L’auteur du livre, Paul Saint-Bris, est le petit-fils du diplomate Hubert Saint-Bris (1915-1979) et le neveu de Jean Saint-Bris (1947-2004), publicitaire tourangeau qui avait hérité du domaine familial du Clos Lucé, (acheté par l’ancêtre de la famille André-Théodore Saint-Bris en 1854) près d'Amboise, où Léonard de Vinci avait passé les trois ou quatre dernières années de sa vie. Jean Saint-Bris avait transformé sa demeure en un lieu évoquant l'auteur de La Joconde. Il avait installé un "centre technologique Léonard-de-Vinci" dans une grange du XVe siècle, et un "Parc Leonardo da Vinci" dans le même esprit, ouverts au public. Jean Saint-Bris était le frère du journaliste et écrivain Gonzague Saint-Bris. Il a trouvé la mort dans un accident de la route près de Tours en 2004. Après sa disparition, c'est François Saint-Bris, son frère, qui reprend le flambeau avec le soutien de toute la famille. Il abandonne son travail pour devenir directeur du Clos Lucé à temps plein. Paul Saint-Bris est son fils aîné.

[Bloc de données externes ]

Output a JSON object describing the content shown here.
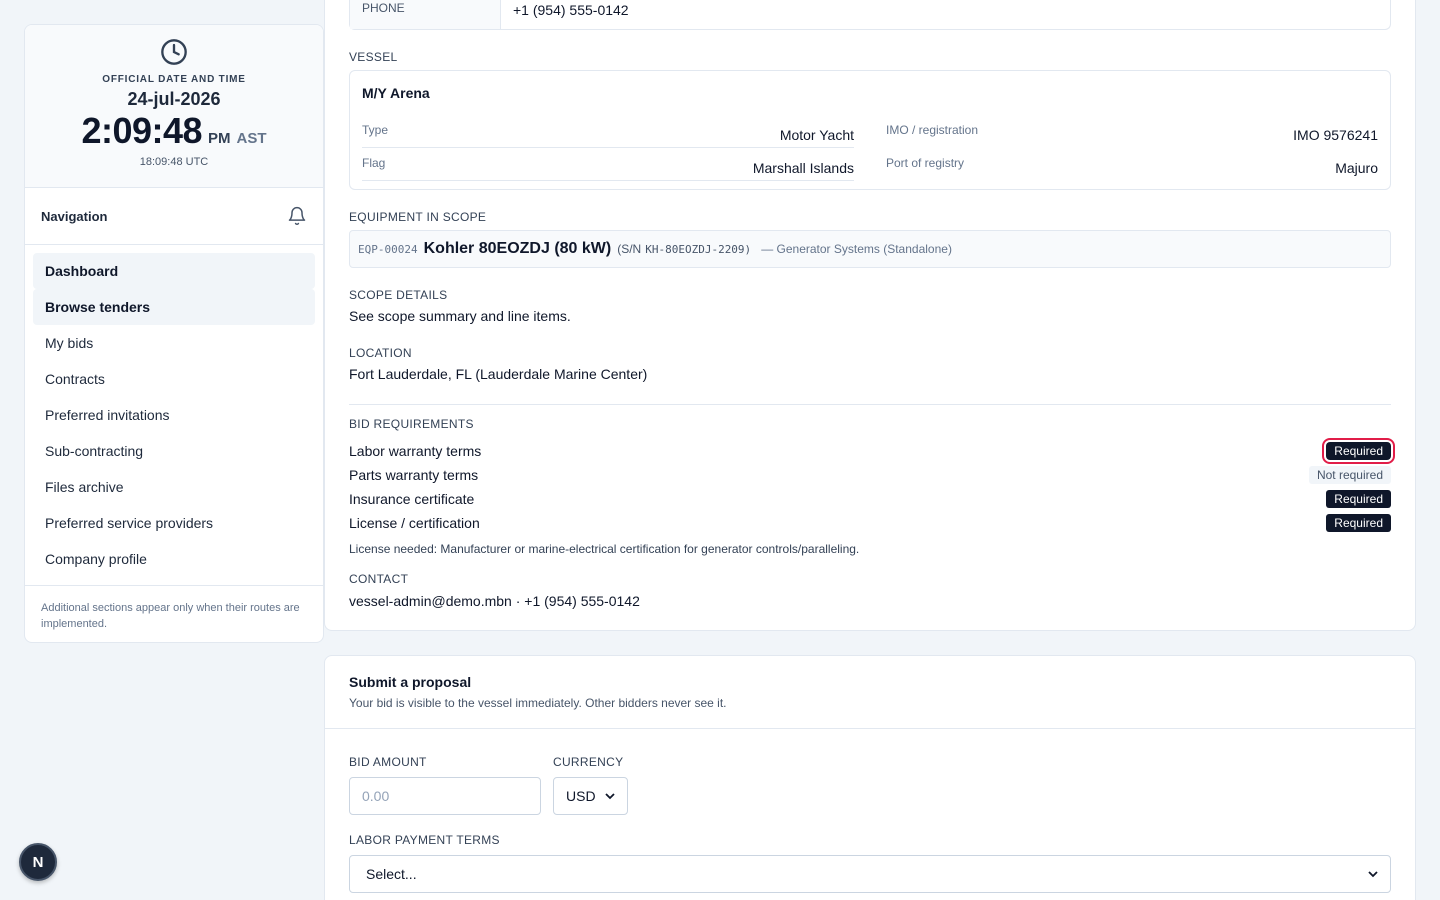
{
  "clock": {
    "label": "OFFICIAL DATE AND TIME",
    "date": "24-jul-2026",
    "time": "2:09:48",
    "ampm": "PM",
    "tz": "AST",
    "utc": "18:09:48 UTC"
  },
  "nav": {
    "title": "Navigation",
    "items": [
      {
        "label": "Dashboard"
      },
      {
        "label": "Browse tenders"
      },
      {
        "label": "My bids"
      },
      {
        "label": "Contracts"
      },
      {
        "label": "Preferred invitations"
      },
      {
        "label": "Sub-contracting"
      },
      {
        "label": "Files archive"
      },
      {
        "label": "Preferred service providers"
      },
      {
        "label": "Company profile"
      }
    ],
    "footer": "Additional sections appear only when their routes are implemented."
  },
  "phone": {
    "label": "PHONE",
    "value": "+1 (954) 555-0142"
  },
  "vessel": {
    "section": "VESSEL",
    "name": "M/Y Arena",
    "type_label": "Type",
    "type_value": "Motor Yacht",
    "imo_label": "IMO / registration",
    "imo_value": "IMO 9576241",
    "flag_label": "Flag",
    "flag_value": "Marshall Islands",
    "port_label": "Port of registry",
    "port_value": "Majuro"
  },
  "equipment": {
    "section": "EQUIPMENT IN SCOPE",
    "code": "EQP-00024",
    "name": "Kohler 80EOZDJ (80 kW)",
    "sn_prefix": "(S/N",
    "sn": "KH-80EOZDJ-2209)",
    "category": "— Generator Systems (Standalone)"
  },
  "scope": {
    "section": "SCOPE DETAILS",
    "value": "See scope summary and line items."
  },
  "location": {
    "section": "LOCATION",
    "value": "Fort Lauderdale, FL (Lauderdale Marine Center)"
  },
  "requirements": {
    "section": "BID REQUIREMENTS",
    "items": [
      {
        "label": "Labor warranty terms",
        "status": "Required"
      },
      {
        "label": "Parts warranty terms",
        "status": "Not required"
      },
      {
        "label": "Insurance certificate",
        "status": "Required"
      },
      {
        "label": "License / certification",
        "status": "Required"
      }
    ],
    "note": "License needed: Manufacturer or marine-electrical certification for generator controls/paralleling."
  },
  "contact": {
    "section": "CONTACT",
    "value": "vessel-admin@demo.mbn · +1 (954) 555-0142"
  },
  "proposal": {
    "title": "Submit a proposal",
    "subtitle": "Your bid is visible to the vessel immediately. Other bidders never see it.",
    "bid_amount_label": "BID AMOUNT",
    "bid_amount_placeholder": "0.00",
    "currency_label": "CURRENCY",
    "currency_value": "USD",
    "labor_terms_label": "LABOR PAYMENT TERMS",
    "labor_terms_value": "Select..."
  },
  "dev_badge": "N"
}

Âgé de 40 ans, Paul Saint-Bris est très attaché à Amboise où il a passé de nombreuses vacances et où, enfant, il venait passer Noël avec sa grand-mère, ses parents et ses sept oncles et tantes. Directeur artistique et photographe réalisateur, dans le domaine de la publicité et de la mode, l’auteur explique : « Malgré le rapport particulier que j’entretiens avec Léonard de Vinci au travers du Clos Lucé, je n’avais pas l’intention au départ de parler de lui. Mais lorsque j’ai choisi d’évoquer la résistance au changement, à savoir “Est-ce que l’on peut changer quelque chose qui est immuable ?" La Joconde, qui est recouverte de vernis qui se sont oxydés et opacifiés avec les siècles, m’est apparue comme le tableau qui servirait le mieux mon propos. En fin de compte, j’ai découvert que je ne pouvais pas échapper à Mona Lisa. »
(https://www.lanouvellerepublique.fr/amboise/amboise-le-premier-roman-de-paul-saint-bris)


C’est ainsi que Paul Saint-Bris nous invite à faire la connaissance d’Aurélien, conservateur et directeur du département des peintures, époque Renaissance, du Louvre. Un conservateur des plus conservateurs. Ainsi que de la nouvelle Présidente-Directrice du musée, Daphné Léon-Delville, issue du monde hyperactif de la com’, pour qui la préoccupation première se situe au niveau de la fréquentation de l’établissement, dont le chiffre stagnant de neuf millions de visiteurs par an doit être porté à dix, voire douze millions, sous peine de régresser !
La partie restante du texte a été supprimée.